While reflecting on the main topic of my interest, I realized that it is the moment of pure experience of the visible world before its transition into individual and subjectively perceived reality. Playing as a means of staying in that moment is a main strategy of my practice. As we can perceive very little of the true workings of the world by a momentary experience, the only impression we can gauge from it will add to the fictional nature of our understanding of it. “’Reality’ is the word that belongs in quotation marks” (Nabokov, 1995).
My goal was to trace this process from the very first moment of actual sensory experience, and the resonance it creates in the mind and body, to the second when it becomes a driving force of art production and manifests itself in the art form. It is a very slim sliver of time and space in which this transformation actually happens. The work I create aims to capture my own experience and create experiences for my audience. The means by which I create and convey this experience is play. The complexity of analyzing this triad – moment-play-fiction – through practice brought me to the necessity of analyzing my methods of production as well as the necessity of contextualizing my practice in a broader philosophical and critical discourse. Inspired by Mikhail Bahktin, Maurice Merleau-Ponty and Martin Heidegger, I focus on art as act, in my case the act of playing, and play as a means of engaging with the momentary existence. Establishing the rules, and contextualizing my practice led me to experimentations with a variety of media, and studying the work of other artists.
Yayoi Kusama, Elmgreen and Dragset, Marina Abramovic, Elizabeth Price, Bill Viola, Douglas Gordon, and Akira Kurosawa are but a few whose work and life inspired me in the last three years. Analyzing my own methods and staging the viewers’ experience, I find it is important to keep observing my own, as well as my viewers’ behavior. Exploratory travels and international art residencies provided just those necessary research opportunities.

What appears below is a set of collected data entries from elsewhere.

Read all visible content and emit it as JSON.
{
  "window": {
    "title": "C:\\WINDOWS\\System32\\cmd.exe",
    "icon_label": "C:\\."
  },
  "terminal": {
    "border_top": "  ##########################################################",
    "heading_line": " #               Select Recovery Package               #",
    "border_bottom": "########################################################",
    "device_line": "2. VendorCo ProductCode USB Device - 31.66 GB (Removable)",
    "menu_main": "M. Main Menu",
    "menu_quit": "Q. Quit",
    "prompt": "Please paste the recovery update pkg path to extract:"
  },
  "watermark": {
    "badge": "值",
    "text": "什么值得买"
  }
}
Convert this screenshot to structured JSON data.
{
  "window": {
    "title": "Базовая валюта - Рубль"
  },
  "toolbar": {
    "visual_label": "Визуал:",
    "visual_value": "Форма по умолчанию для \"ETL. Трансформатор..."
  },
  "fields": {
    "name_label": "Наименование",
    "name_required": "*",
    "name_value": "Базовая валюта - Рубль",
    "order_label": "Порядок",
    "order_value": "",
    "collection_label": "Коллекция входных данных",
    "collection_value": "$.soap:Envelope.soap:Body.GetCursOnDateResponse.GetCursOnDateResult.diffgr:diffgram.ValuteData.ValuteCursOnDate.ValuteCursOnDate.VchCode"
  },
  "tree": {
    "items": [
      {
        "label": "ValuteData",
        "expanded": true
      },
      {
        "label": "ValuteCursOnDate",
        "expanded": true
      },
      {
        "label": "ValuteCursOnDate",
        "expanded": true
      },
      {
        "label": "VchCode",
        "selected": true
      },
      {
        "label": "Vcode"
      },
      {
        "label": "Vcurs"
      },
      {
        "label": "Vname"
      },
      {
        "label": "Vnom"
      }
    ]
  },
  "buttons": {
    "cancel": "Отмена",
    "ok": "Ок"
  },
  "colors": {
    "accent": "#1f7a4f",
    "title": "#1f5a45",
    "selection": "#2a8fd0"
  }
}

Just as, according to Umberto Eco, one should see the difference between story and discourse (Eco, 2004, p. 36), my aim is to understand the difference between the moment of experience (story) and the moment of perception (discourse). The desire to further explore these topics in the future led me to enumerate and summarize all the thousands of the last three years’ moments that yielded the story entitled Staging the Moment: Play and Fictional Reality.